A mutational atlas for Parkin proteostasis

Abstract

AbstractThe delicate balance of protein homeostasis can be disturbed by mutations that affect folding and stability of the encoded protein. More than half of disease-causing missense variants are thought to lead to protein degradation, but determining which and the molecular mechanisms involved remain enigmatic. To examine these issues, we selected the ubiquitin-protein ligase Parkin, where known missense variants result in an autosomal recessive, early onset Parkinsonism. We used the variant abundance by massively parallel sequencing (VAMP-seq) approach to quantify the abundance of Parkin missense variants in cultured human cells. The resulting mutational map, covering 9219 out of the 9300 possible single-site amino acid substitutions and nonsense Parkin variants, show that most low abundance variants are located within the structured domains of the protein, while the flexible linker regions are more tolerant. The vast majority of low abundance Parkin variants are degraded through the ubiquitin-proteasome system and are stabilized at a lowered temperature. The cellular abundance data correlate with thermodynamic stability, evolutionary conservation, and show that half of the known disease-linked variants are found at low abundance. Systematic mapping of degradation signals (degrons) shows that inherent primary degrons in Parkin largely overlap with regions that are buried, and highly sensitive to mutations.
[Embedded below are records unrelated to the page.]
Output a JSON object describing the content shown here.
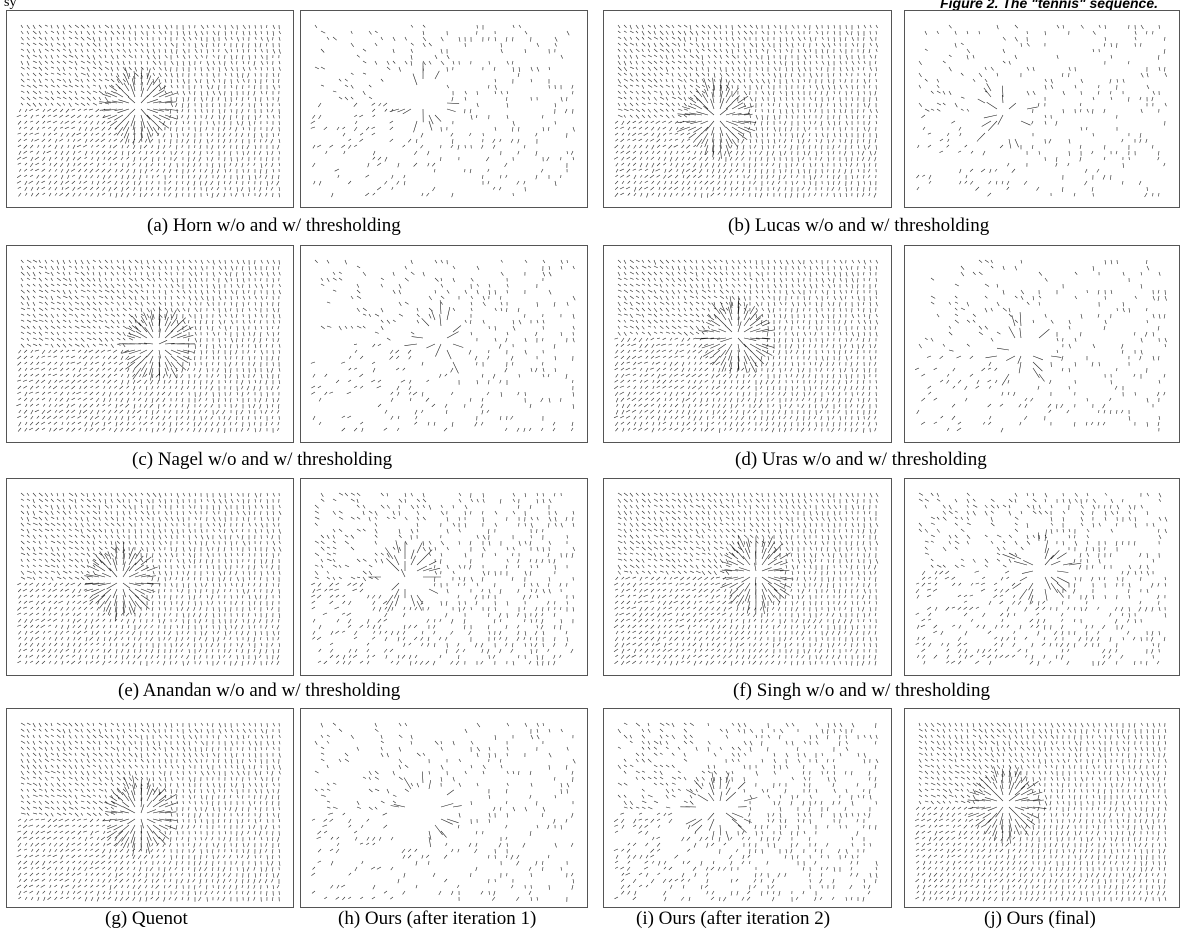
{
  "header": {
    "left_fragment": "sy",
    "right_fragment": "Figure 2. The \"tennis\" sequence."
  },
  "rows": [
    {
      "left_caption": "(a) Horn w/o and w/ thresholding",
      "right_caption": "(b) Lucas w/o and w/ thresholding"
    },
    {
      "left_caption": "(c) Nagel w/o and w/ thresholding",
      "right_caption": "(d) Uras w/o and w/ thresholding"
    },
    {
      "left_caption": "(e) Anandan w/o and w/ thresholding",
      "right_caption": "(f) Singh w/o and w/ thresholding"
    },
    {
      "captions": [
        "(g) Quenot",
        "(h) Ours (after iteration 1)",
        "(i) Ours (after iteration 2)",
        "(j) Ours (final)"
      ]
    }
  ],
  "colors": {
    "vector": "#222222",
    "frame": "#555555"
  }
}
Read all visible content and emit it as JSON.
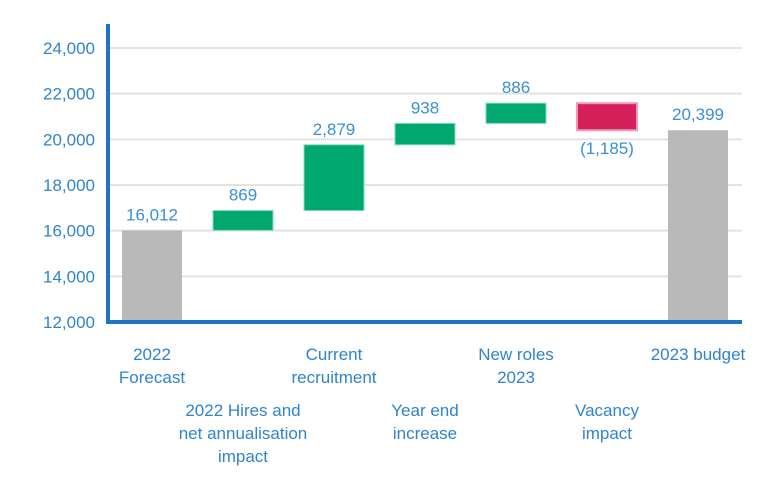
{
  "chart_data": {
    "type": "waterfall",
    "title": "",
    "xlabel": "",
    "ylabel": "",
    "ylim": [
      12000,
      24000
    ],
    "yticks": [
      12000,
      14000,
      16000,
      18000,
      20000,
      22000,
      24000
    ],
    "ytick_labels": [
      "12,000",
      "14,000",
      "16,000",
      "18,000",
      "20,000",
      "22,000",
      "24,000"
    ],
    "grid": true,
    "categories": [
      [
        "2022",
        "Forecast"
      ],
      [
        "2022 Hires and",
        "net annualisation",
        "impact"
      ],
      [
        "Current",
        "recruitment"
      ],
      [
        "Year end",
        "increase"
      ],
      [
        "New roles",
        "2023"
      ],
      [
        "Vacancy",
        "impact"
      ],
      [
        "2023 budget"
      ]
    ],
    "bars": [
      {
        "kind": "total",
        "value": 16012,
        "label": "16,012"
      },
      {
        "kind": "increase",
        "value": 869,
        "label": "869"
      },
      {
        "kind": "increase",
        "value": 2879,
        "label": "2,879"
      },
      {
        "kind": "increase",
        "value": 938,
        "label": "938"
      },
      {
        "kind": "increase",
        "value": 886,
        "label": "886"
      },
      {
        "kind": "decrease",
        "value": -1185,
        "label": "(1,185)"
      },
      {
        "kind": "total",
        "value": 20399,
        "label": "20,399"
      }
    ],
    "colors": {
      "total": "#b9b9b9",
      "increase": "#00a870",
      "decrease": "#d41f5a",
      "axis": "#1b75c4",
      "grid": "#e3e3e3"
    }
  }
}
An exposed degron region proximal to the so-called “activation element” is enhanced by substitutions to hydrophobic residues and destroyed by introduction of hydrophilic residues. The data provide examples of how missense variants may cause degradation either via destabilization of the native protein, or by introducing local signals for degradation. Combined with the computational methods based on Parkin structure and conservation, our abundance map sheds light on the mechanisms that cause loss of function, and points to variants where function potentially can be restored.